I started a six week yoga program this past week. The program is called 40 Days to a Personal Revolution and it was created by Baron Baptiste, founder of Baptiste Power Yoga. I had seen it advertised at my yoga studio, Soul Yoga Lounge (which I love), but I didn’t put much thought into doing it because of the price. The teacher of the program, Alexandria, contacted me the night before the first day and asked why I wasn’t doing it, saying that she felt like I was supposed to and that she would really like to help me out if I was interested. I graciously accepted her offer and showed up to the first meeting with absolutely no idea what to expect or what I was getting myself into. Now, a week into the program, I’ve begun to form a habit of daily meditation and yoga practice. Each week is centered around a topic (this week was presence), a meditation and yoga practice, readings, journaling, and an overall consciousness of healthy living practices.
This week called for a 5 minute meditation in the morning and evening and a 20 minute yoga practice daily. I was successful this week with the exception of one missed meditation because I haven’t figured out how to meditate through tears yet (maybe I’ll learn that skill by the end of this). Next week the meditation and yoga get a little longer, and in week six, two 30 minute meditations and a 90 minute practice each day! I’m definitely intimidated by that, but I’m looking forward to the challenge.

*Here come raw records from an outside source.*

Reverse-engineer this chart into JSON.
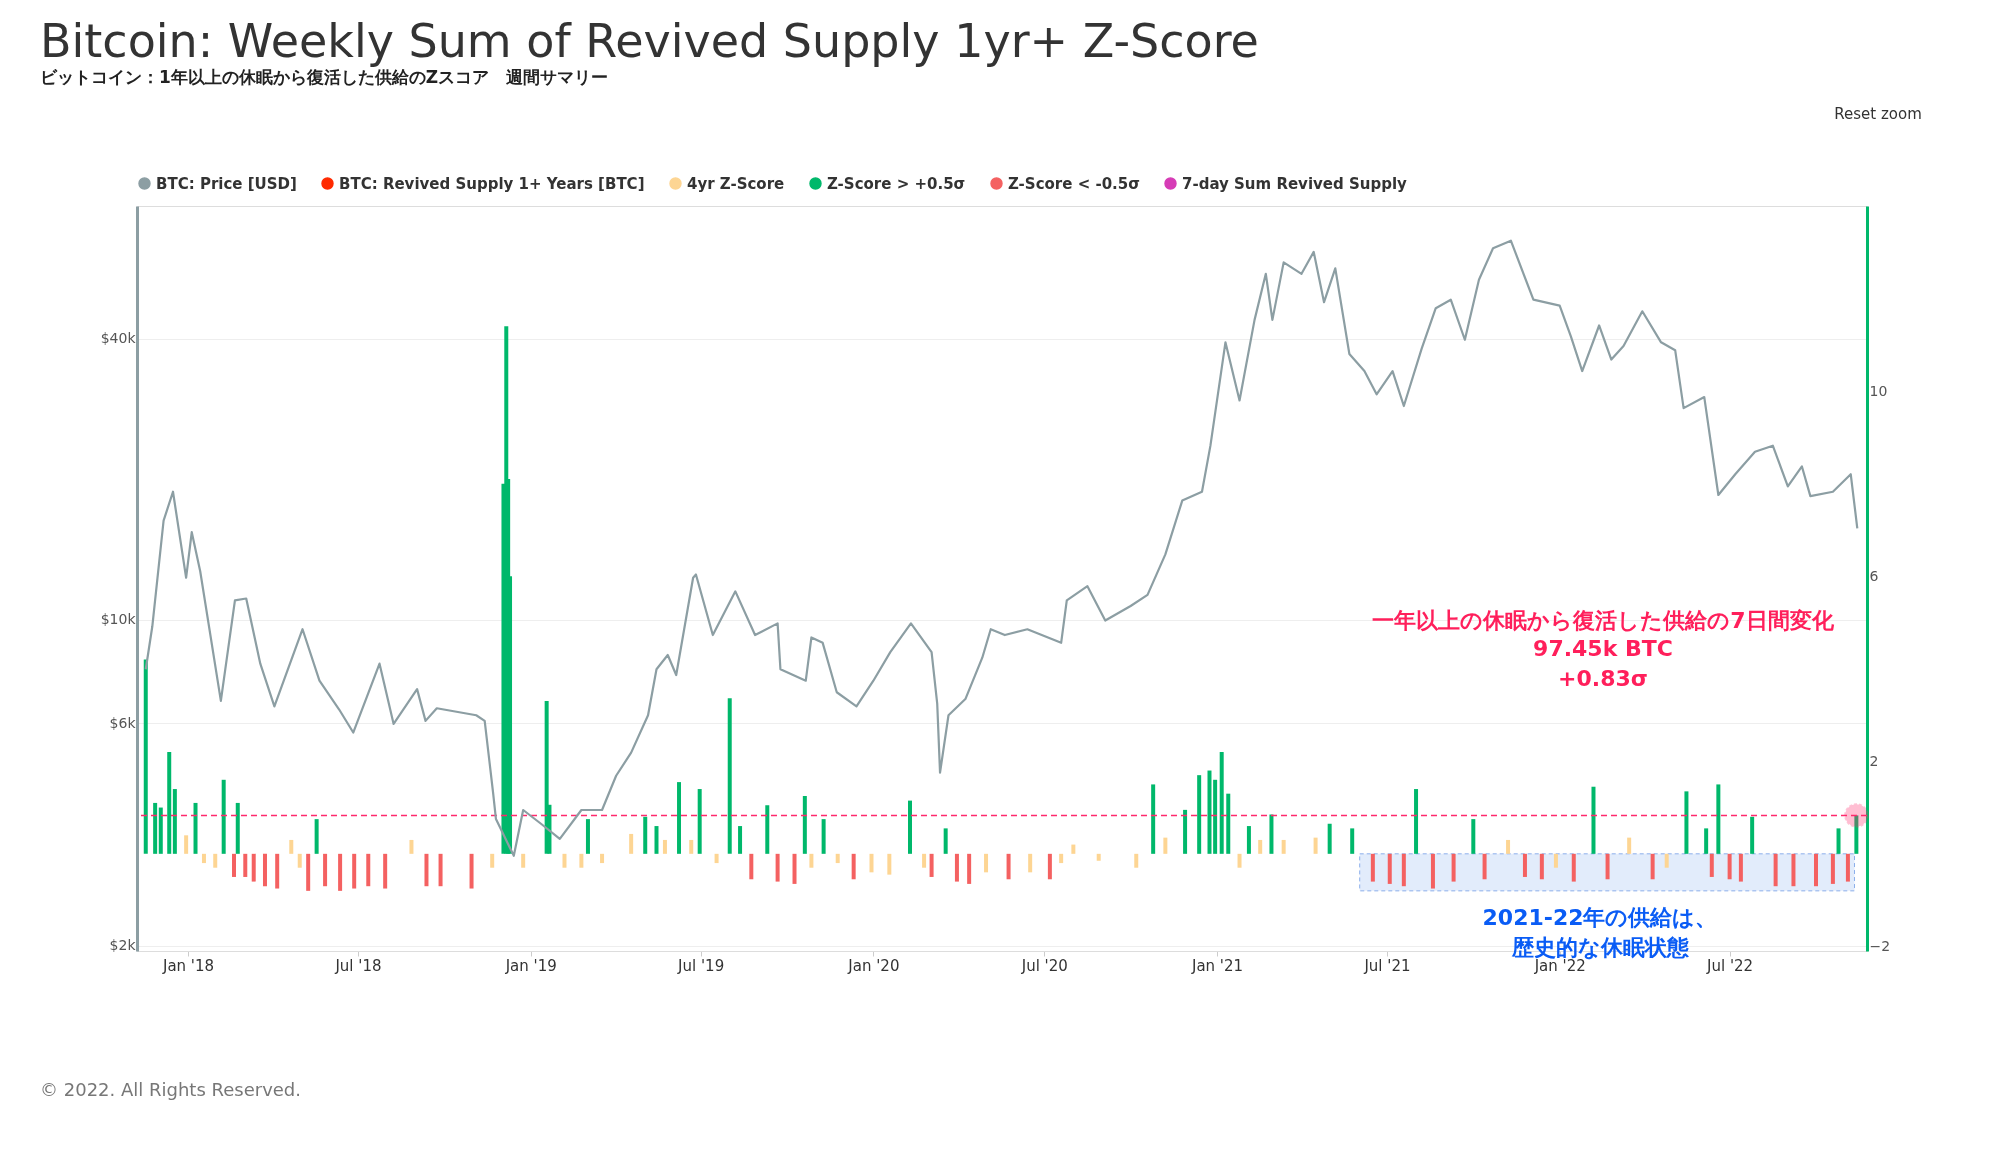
{
  "chart_data": {
    "type": "line",
    "title": "Bitcoin: Weekly Sum of Revived Supply 1yr+ Z-Score",
    "subtitle": "ビットコイン：1年以上の休眠から復活した供給のZスコア　週間サマリー",
    "series": [
      {
        "name": "BTC: Price [USD]",
        "color": "#8c9ea3",
        "x": [
          "2017-11-17",
          "2017-11-24",
          "2017-12-06",
          "2017-12-16",
          "2017-12-30",
          "2018-01-05",
          "2018-01-14",
          "2018-02-05",
          "2018-02-20",
          "2018-03-04",
          "2018-03-19",
          "2018-04-03",
          "2018-05-03",
          "2018-05-21",
          "2018-06-11",
          "2018-06-26",
          "2018-07-24",
          "2018-08-08",
          "2018-09-02",
          "2018-09-11",
          "2018-09-23",
          "2018-11-04",
          "2018-11-13",
          "2018-11-22",
          "2018-11-25",
          "2018-12-14",
          "2018-12-24",
          "2019-01-13",
          "2019-02-01",
          "2019-02-24",
          "2019-03-18",
          "2019-04-02",
          "2019-04-18",
          "2019-05-06",
          "2019-05-15",
          "2019-05-27",
          "2019-06-05",
          "2019-06-23",
          "2019-06-26",
          "2019-07-14",
          "2019-08-07",
          "2019-08-28",
          "2019-09-21",
          "2019-09-24",
          "2019-10-21",
          "2019-10-27",
          "2019-11-08",
          "2019-11-23",
          "2019-12-14",
          "2020-01-01",
          "2020-01-19",
          "2020-02-10",
          "2020-03-03",
          "2020-03-09",
          "2020-03-12",
          "2020-03-21",
          "2020-04-08",
          "2020-04-26",
          "2020-05-05",
          "2020-05-20",
          "2020-06-13",
          "2020-07-19",
          "2020-07-25",
          "2020-08-16",
          "2020-09-04",
          "2020-10-01",
          "2020-10-19",
          "2020-11-07",
          "2020-11-25",
          "2020-12-16",
          "2020-12-25",
          "2021-01-10",
          "2021-01-25",
          "2021-02-10",
          "2021-02-22",
          "2021-03-01",
          "2021-03-13",
          "2021-04-01",
          "2021-04-14",
          "2021-04-25",
          "2021-05-07",
          "2021-05-22",
          "2021-06-07",
          "2021-06-20",
          "2021-07-07",
          "2021-07-19",
          "2021-08-07",
          "2021-08-22",
          "2021-09-07",
          "2021-09-22",
          "2021-10-07",
          "2021-10-22",
          "2021-11-10",
          "2021-12-04",
          "2022-01-01",
          "2022-01-13",
          "2022-01-25",
          "2022-02-12",
          "2022-02-25",
          "2022-03-10",
          "2022-03-30",
          "2022-04-19",
          "2022-05-04",
          "2022-05-13",
          "2022-06-04",
          "2022-06-19",
          "2022-07-07",
          "2022-07-28",
          "2022-08-16",
          "2022-09-01",
          "2022-09-16",
          "2022-09-25",
          "2022-10-19",
          "2022-11-07",
          "2022-11-14"
        ],
        "values": [
          7830,
          9680,
          16300,
          18800,
          12300,
          15400,
          12700,
          6700,
          11000,
          11100,
          8050,
          6520,
          9540,
          7400,
          6420,
          5730,
          8050,
          5980,
          7100,
          6070,
          6460,
          6240,
          6070,
          4250,
          3740,
          3120,
          3910,
          3640,
          3390,
          3910,
          3910,
          4630,
          5190,
          6240,
          7830,
          8400,
          7610,
          12300,
          12500,
          9270,
          11500,
          9270,
          9820,
          7830,
          7400,
          9160,
          8920,
          6990,
          6520,
          7400,
          8520,
          9820,
          8520,
          6610,
          4700,
          6240,
          6760,
          8290,
          9540,
          9270,
          9540,
          8920,
          11000,
          11800,
          9960,
          10700,
          11300,
          13800,
          18000,
          18800,
          23600,
          39300,
          29500,
          43900,
          55100,
          43900,
          58300,
          55100,
          61400,
          47900,
          56600,
          37100,
          34100,
          30400,
          34100,
          28700,
          38100,
          46500,
          48500,
          39800,
          53500,
          62500,
          64900,
          48500,
          47100,
          40400,
          34100,
          42700,
          36100,
          38600,
          45800,
          39300,
          37800,
          28400,
          30000,
          18500,
          20500,
          22900,
          23600,
          19300,
          21300,
          18400,
          18800,
          20500,
          15700
        ]
      },
      {
        "name": "BTC: Revived Supply 1+ Years [BTC]",
        "type": "line",
        "axis": "y2",
        "color": "#ff2a00"
      },
      {
        "name": "4yr Z-Score",
        "type": "bar",
        "axis": "y2",
        "color": "#fdd593",
        "x": [
          "2017-12-30",
          "2018-01-18",
          "2018-01-30",
          "2018-04-21",
          "2018-04-30",
          "2018-08-27",
          "2018-11-21",
          "2018-12-24",
          "2019-02-06",
          "2019-02-24",
          "2019-03-18",
          "2019-04-18",
          "2019-05-24",
          "2019-06-21",
          "2019-07-18",
          "2019-10-27",
          "2019-11-24",
          "2019-12-30",
          "2020-01-18",
          "2020-02-24",
          "2020-04-30",
          "2020-06-16",
          "2020-07-19",
          "2020-08-01",
          "2020-08-28",
          "2020-10-07",
          "2020-11-07",
          "2021-01-25",
          "2021-02-16",
          "2021-03-13",
          "2021-04-16",
          "2021-11-07",
          "2021-12-28",
          "2022-03-16",
          "2022-04-25"
        ],
        "values": [
          0.4,
          -0.2,
          -0.3,
          0.3,
          -0.3,
          0.3,
          -0.3,
          -0.3,
          -0.3,
          -0.3,
          -0.2,
          0.43,
          0.3,
          0.3,
          -0.2,
          -0.3,
          -0.2,
          -0.4,
          -0.45,
          -0.3,
          -0.4,
          -0.4,
          -0.2,
          0.2,
          -0.15,
          -0.3,
          0.35,
          -0.3,
          0.3,
          0.3,
          0.35,
          0.3,
          -0.3,
          0.35,
          -0.3
        ]
      },
      {
        "name": "Z-Score > +0.5σ",
        "type": "bar",
        "axis": "y2",
        "color": "#00b86b",
        "x": [
          "2017-11-17",
          "2017-11-27",
          "2017-12-03",
          "2017-12-12",
          "2017-12-18",
          "2018-01-09",
          "2018-02-08",
          "2018-02-23",
          "2018-05-18",
          "2018-12-01",
          "2018-12-03",
          "2018-12-06",
          "2018-12-08",
          "2018-12-10",
          "2019-01-18",
          "2019-01-21",
          "2019-03-03",
          "2019-05-03",
          "2019-05-15",
          "2019-06-08",
          "2019-06-30",
          "2019-08-01",
          "2019-08-12",
          "2019-09-10",
          "2019-10-20",
          "2019-11-09",
          "2020-02-09",
          "2020-03-18",
          "2020-10-25",
          "2020-11-28",
          "2020-12-13",
          "2020-12-24",
          "2020-12-30",
          "2021-01-06",
          "2021-01-13",
          "2021-02-04",
          "2021-02-28",
          "2021-05-01",
          "2021-05-25",
          "2021-08-01",
          "2021-10-01",
          "2022-02-06",
          "2022-05-16",
          "2022-06-06",
          "2022-06-19",
          "2022-07-25",
          "2022-10-25",
          "2022-11-13"
        ],
        "values": [
          4.2,
          1.1,
          1.0,
          2.2,
          1.4,
          1.1,
          1.6,
          1.1,
          0.75,
          null,
          8.0,
          11.4,
          8.1,
          6.0,
          3.3,
          1.06,
          0.75,
          0.8,
          0.6,
          1.55,
          1.4,
          3.36,
          0.6,
          1.05,
          1.25,
          0.75,
          1.15,
          0.55,
          1.5,
          0.95,
          1.7,
          1.8,
          1.6,
          2.2,
          1.3,
          0.6,
          0.85,
          0.65,
          0.55,
          1.4,
          0.75,
          1.45,
          1.35,
          0.55,
          1.5,
          0.8,
          0.55,
          0.83
        ]
      },
      {
        "name": "Z-Score < -0.5σ",
        "type": "bar",
        "axis": "y2",
        "color": "#f46161",
        "x": [
          "2018-02-19",
          "2018-03-03",
          "2018-03-12",
          "2018-03-24",
          "2018-04-06",
          "2018-05-09",
          "2018-05-27",
          "2018-06-12",
          "2018-06-27",
          "2018-07-12",
          "2018-07-30",
          "2018-09-12",
          "2018-09-27",
          "2018-10-30",
          "2019-08-24",
          "2019-09-21",
          "2019-10-09",
          "2019-12-11",
          "2020-03-03",
          "2020-03-30",
          "2020-04-12",
          "2020-05-24",
          "2020-07-07",
          "2021-06-16",
          "2021-07-04",
          "2021-07-19",
          "2021-08-19",
          "2021-09-10",
          "2021-10-13",
          "2021-11-25",
          "2021-12-13",
          "2022-01-16",
          "2022-02-21",
          "2022-04-10",
          "2022-06-12",
          "2022-07-01",
          "2022-07-13",
          "2022-08-19",
          "2022-09-07",
          "2022-10-01",
          "2022-10-19",
          "2022-11-04"
        ],
        "values": [
          -0.5,
          -0.5,
          -0.6,
          -0.7,
          -0.75,
          -0.8,
          -0.7,
          -0.8,
          -0.75,
          -0.7,
          -0.75,
          -0.7,
          -0.7,
          -0.75,
          -0.55,
          -0.6,
          -0.65,
          -0.55,
          -0.5,
          -0.6,
          -0.65,
          -0.55,
          -0.55,
          -0.6,
          -0.65,
          -0.7,
          -0.75,
          -0.6,
          -0.55,
          -0.5,
          -0.55,
          -0.6,
          -0.55,
          -0.55,
          -0.5,
          -0.55,
          -0.6,
          -0.7,
          -0.7,
          -0.7,
          -0.65,
          -0.6
        ]
      },
      {
        "name": "7-day Sum Revived Supply",
        "type": "line",
        "axis": "y2",
        "color": "#d63cb6"
      },
      {
        "type": "scatter",
        "axis": "y2",
        "color": "#ff2a6d",
        "x": [
          "2022-11-13"
        ],
        "values": [
          0.83
        ]
      }
    ],
    "xlim": [
      "2017-11-13",
      "2022-11-19"
    ],
    "xticks": [
      {
        "value": "2018-01-01",
        "label": "Jan '18"
      },
      {
        "value": "2018-07-01",
        "label": "Jul '18"
      },
      {
        "value": "2019-01-01",
        "label": "Jan '19"
      },
      {
        "value": "2019-07-01",
        "label": "Jul '19"
      },
      {
        "value": "2020-01-01",
        "label": "Jan '20"
      },
      {
        "value": "2020-07-01",
        "label": "Jul '20"
      },
      {
        "value": "2021-01-01",
        "label": "Jan '21"
      },
      {
        "value": "2021-07-01",
        "label": "Jul '21"
      },
      {
        "value": "2022-01-01",
        "label": "Jan '22"
      },
      {
        "value": "2022-07-01",
        "label": "Jul '22"
      }
    ],
    "ylim": [
      1950,
      77000
    ],
    "yticks": [
      {
        "value": 2000,
        "label": "$2k"
      },
      {
        "value": 6000,
        "label": "$6k"
      },
      {
        "value": 10000,
        "label": "$10k"
      },
      {
        "value": 40000,
        "label": "$40k"
      }
    ],
    "y2lim": [
      -2.1,
      14
    ],
    "y2ticks": [
      -2,
      2,
      6,
      10
    ],
    "log": "y",
    "grid": "y",
    "legend": "top",
    "ref_lines": [
      {
        "axis": "y2",
        "value": 0.83,
        "color": "#ff2a6d",
        "line_style": "dashed"
      }
    ],
    "bands": [
      {
        "axis": "x",
        "from": "2021-06-02",
        "to": "2022-11-11",
        "color": "#dce8fb"
      }
    ],
    "annotations": [
      "一年以上の休眠から復活した供給の7日間変化",
      "97.45k BTC",
      "+0.83σ",
      "2021-22年の供給は、",
      "歴史的な休眠状態",
      "Reset zoom",
      "© 2022. All Rights Reserved."
    ]
  }
}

I’m still not entirely sure why I felt led to participate in this. I have a pretty good idea. This breakup stuff is proving to be pretty hard for me still, even a few months afterward, and I think maybe this is the way I’m being led to deal with it to move on. The idea of moving on makes me deeply sad, but holding on isn’t making me happy either. I’m looking to the next five weeks to reflect on myself and my path, and hopefully to let go of the things that are no more.